What I Like About eBooks
The World Public Library Blog Newsletter
Volume 1, Number 8
Monday, June 13, 2011
Published Twice Weekly

by Michael S. Hart
Founder, Project Gutenberg,
Inventor of eBooks
What I Like About eBooks
The first thing I like about eBooks, of course, is that we will be able to carry around millions of eBooks in our pockets today-- all we have to do is download them onto one of those terabytes, the ones that easily fit into your pockets, for under $100.
If fact, from this July 4 through August 4 you have the chance, not only to download as many as you want from a million eBooks, but from FIVE MILLION items at The World eBook Fair, http://www.worldebookfair.org.
Besides that there are literally thousands of Internet sites on tap with various eBook downloads, not to mention Google, though they go way out of their way not to let you know how many their collection contains, nor how much is copyrighted, and thus they impose a fairly strict limit on how many pages are downloaded.
Nevertheless, if you downloaded every item from The World eBook Fair, Google, and a few of the other major sources [and they're other sites in other countries with major collections] you will find your choices are from over 10 million eBooks.
A collection of 10 million eBooks might double the cost of your computer, but think of the fact that not so very many years ago there weren't but a dozen or two libraries on the entire planet with over 10 million items [and many of those were pamphlets or other very short publications].
When people talk about "The Killer App," I always hearken back, perhaps it's just me, to what was really the very first of this whole Internet site and downloading thing. . .eBooks!
After all, when you consider that the average book sold by such stores as Borders, or college bookstores, is $100, then do some easy, but large, multiplication and find out that:
10 million books at $100 has a value of ONE BILLION DOLLARS!!!
However, as one of our greatest quotations points out:
"A cynic is a person who knows the price of everything, but who knows the value of nothing."
This brings me to the another thing I like best about eBooks:
eBooks have no value to the person who never uses them!!!
Obviously some people buy paper books more for to show them for their friends, neighbors or colleagues to admire, than actually to do any real reading.
In fact, in the days before The Gutenberg Press a great library valued at a higher price than an entire region might be one for which there was actually very little other use than to impress.
[Before Gutenberg the average book price was equal to that of a whole family farm.]
So, in today's world, a it is harder and harder to impress such people just by the sight of bookshelves filled with books, they are more and more only impressed by what you know about reading them and how you understand the contents and apply them.
Books used to be more about form than content, but now books in the future will all look the same from the outside and the only way you will perceive them is if they are really in use.
After all, a book isn't a book until someone starts reading it.
Until then, it is just waiting to be a book, a potential book.
So. . .get out there and bring your books to life!!!
A Bit More News About the iCloud
Apparently the effort between Apple, Microsoft, Mozilla and a perhaps unknown number of others to eliminate older softwares is even bigger than we had originally reported.
Apple has apparently insured that even more people would drop Microsoft Windows XP than otherwise, just to get into iCloud.

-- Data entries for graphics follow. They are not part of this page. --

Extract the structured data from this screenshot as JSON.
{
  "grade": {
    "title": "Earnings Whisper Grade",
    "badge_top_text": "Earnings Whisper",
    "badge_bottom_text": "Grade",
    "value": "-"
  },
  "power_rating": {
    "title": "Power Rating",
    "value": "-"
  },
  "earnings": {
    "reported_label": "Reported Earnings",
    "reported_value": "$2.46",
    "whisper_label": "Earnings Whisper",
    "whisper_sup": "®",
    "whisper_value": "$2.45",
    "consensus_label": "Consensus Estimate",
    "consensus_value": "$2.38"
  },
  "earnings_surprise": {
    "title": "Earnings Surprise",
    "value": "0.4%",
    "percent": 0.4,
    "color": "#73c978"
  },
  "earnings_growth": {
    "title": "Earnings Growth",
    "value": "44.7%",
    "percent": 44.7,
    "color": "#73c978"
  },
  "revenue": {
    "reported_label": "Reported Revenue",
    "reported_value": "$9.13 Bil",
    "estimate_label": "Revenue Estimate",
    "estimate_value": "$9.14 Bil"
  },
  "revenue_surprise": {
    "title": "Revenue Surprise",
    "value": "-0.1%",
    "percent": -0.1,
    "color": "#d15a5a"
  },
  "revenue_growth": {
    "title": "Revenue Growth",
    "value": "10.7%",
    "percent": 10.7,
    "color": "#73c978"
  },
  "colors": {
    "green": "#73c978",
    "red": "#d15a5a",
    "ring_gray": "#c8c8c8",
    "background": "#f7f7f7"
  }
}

As previously reported various incompatibilities are built in to a number of new products to insure dropping the old ones-- a term once popularized by the term "Planned Obsolescence" in the period when various home appliances were built with dates in mind by which they should have to be replaced due to a new intentional program to insure old products function no longer in the current environment. After all, how were you going to sell new toasters to people who had handed down the perfectly good previous toasters from generation to generation?
Personally, I have collected a number of toaster, and others, from before this era of "Planned Obsolescence," and they work as well as they day they were manufactured.
I should warn you however, if you plan to do these sorts of a preservation with computer hardware and software, that I have found a certain way that the computers we usually talk to all the time seem to know that your computer is, or is not, of an order they like to deal with. I'm not sure how it all works, but you can try it simply by setting your clock back a number of years until you find that you are rejected from logging in to your own ISP or other sites and servers simply because the "date" on your "cookies" and other similar packets that we're never supposed to be aware of don't match the current policy, and you are summarily tossed out.
Don't worry, though, you can simply reset the date and go on, and apparently there is no grudge held, as I have done all of this on many occasions from the same computer, and I get back online as soon as I set the date properly.